Attacq decides against declaring a full-year dividend to preserve liquidity
Attacq CEO Melt Hamman and COO Jackie van Niekerk discuss the group’s financial six-month results for the year ended June 30.
Attacq COO Jackie van Niekerk
Real estate investment trust (Reit) Attacq experienced a decline in distributable earnings during the last six months of the financial year ended June 30, mainly as a result of tenant rent relief measures to help tenants through the worst of the Covid-19 lockdown.
The company was also hit by a lower collection rate from the South African portfolio as a result of the Covid-19 lockdown restrictions.
Attacq CEO Melt Hamman explains that a high level of tenant relief measures consisted of discounts and deferrals, with Attacq’s core distributable earnings declining by 10.5%, to 73.1c a share.
As such, the company has taken the decision not to declare a final dividend to preserve liquidity.
“A number of our peers are postponing dividends but we have made the decision not to declare,” he says.
Attacq in March, however, declared and paid an interim dividend of 45c a share, representing a 90.4% payout ratio.
In this regard, Hamman points out that, going forward, the concept of payout ratios for the next couple of years will “definitely be a key point for discussion”, just as it has been for the past 18 to 24 months.
Despite this decision, the company has satisfied all Reit regulatory requirements, including the minimum 75% payout ratio.
However, Attacq also reports that the negative impact was countered by increased net operating income growth from the newly completed buildings in Waterfall, a 13.7% increase in the dividends received from the MAS investment, as well as cash interest received from the rest of Africa investments.
He says the past several months have been challenging for the Reit industry, as well as the overall economy. However, Hamman also notes that Attacq started the 2020 financial year with great momentum, resulting in a strong financial performance in the interim period ended December 31, 2019.

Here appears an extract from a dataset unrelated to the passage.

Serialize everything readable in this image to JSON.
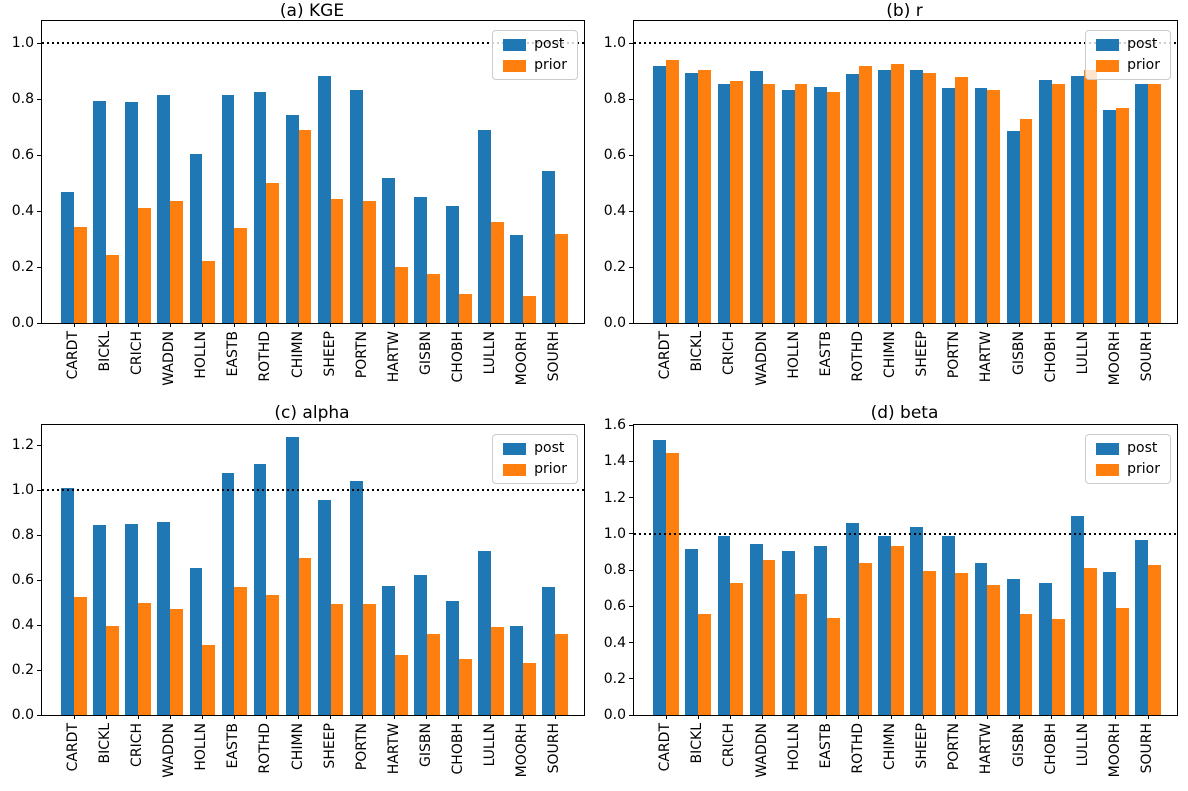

“We believe that our quality South African portfolio and our business model is grounded on the right foundations; however, we have to optimise our capital structure by improving our gearing ratio.”
During the period, Attacq’s diversified South African portfolio, with a 50:50 split between retail and non-retail properties, had a satisfactory performance against the subdued economic backdrop.
Net profit from property operations, excluding the International Financial Reporting Standards (IFRS) adjustment for straight-line leasing and the net proceeds from the sale of sectional title units, increased by 10.8% to R1.4-billion.
The company reports that this increase was assisted by the completion of eight new buildings in the Waterfall precinct.
Rental income of R2.2-billion was generated for the year, representing an increase of 7.4% after taking into account rental discounts, bad debt that was written off and expected credit losses, but offset by additional rental income from buildings completed over the past 24 months.
Attacq’s portfolio occupancy rate remained stable at 93.6%, compared with 93.8% at June 30, 2019.
The vacancies mainly relate to 2 Eglin Road, Sunninghill, which has subsequently been sold, Brooklyn Bridge Office Park and a newly completed speculative building in the Ingress development. Post year-end, an additional space of 4 667 m2 was filled.
In terms of assisting tenants during the Covid-19 pandemic, Attacq COO Jackie van Niekerk explains that Attacq developed and implemented its vision for client engagement, with its process incorporating behaviours such as Attacq listening, collaborating, offering a multichannel approach and innovating.
“This client-centric approach stood Attacq in good stead as the lockdown period affected clients’ businesses. This shift in mindset has ensured greater collaboration and partnership with our clients and instilled a culture of proactiveness and innovation across colleagues and client portfolios.”
Meanwhile, accounting for the current levels of uncertainty relating to the economy and its impact on the property sector, Attacq’s board reports that it does not deem it appropriate to provide guidance for the 2021 financial year.
“Attacq remains focused on delivering sustainable income and capital growth by investing in real estate and developments in South Africa. Through the support of our exceptional team and the commitment to offering our clients remarkable experiences, I believe we can set Attacq apart from our peers and continue to drive long-term sustainability within the property sector,” concludes Hamman.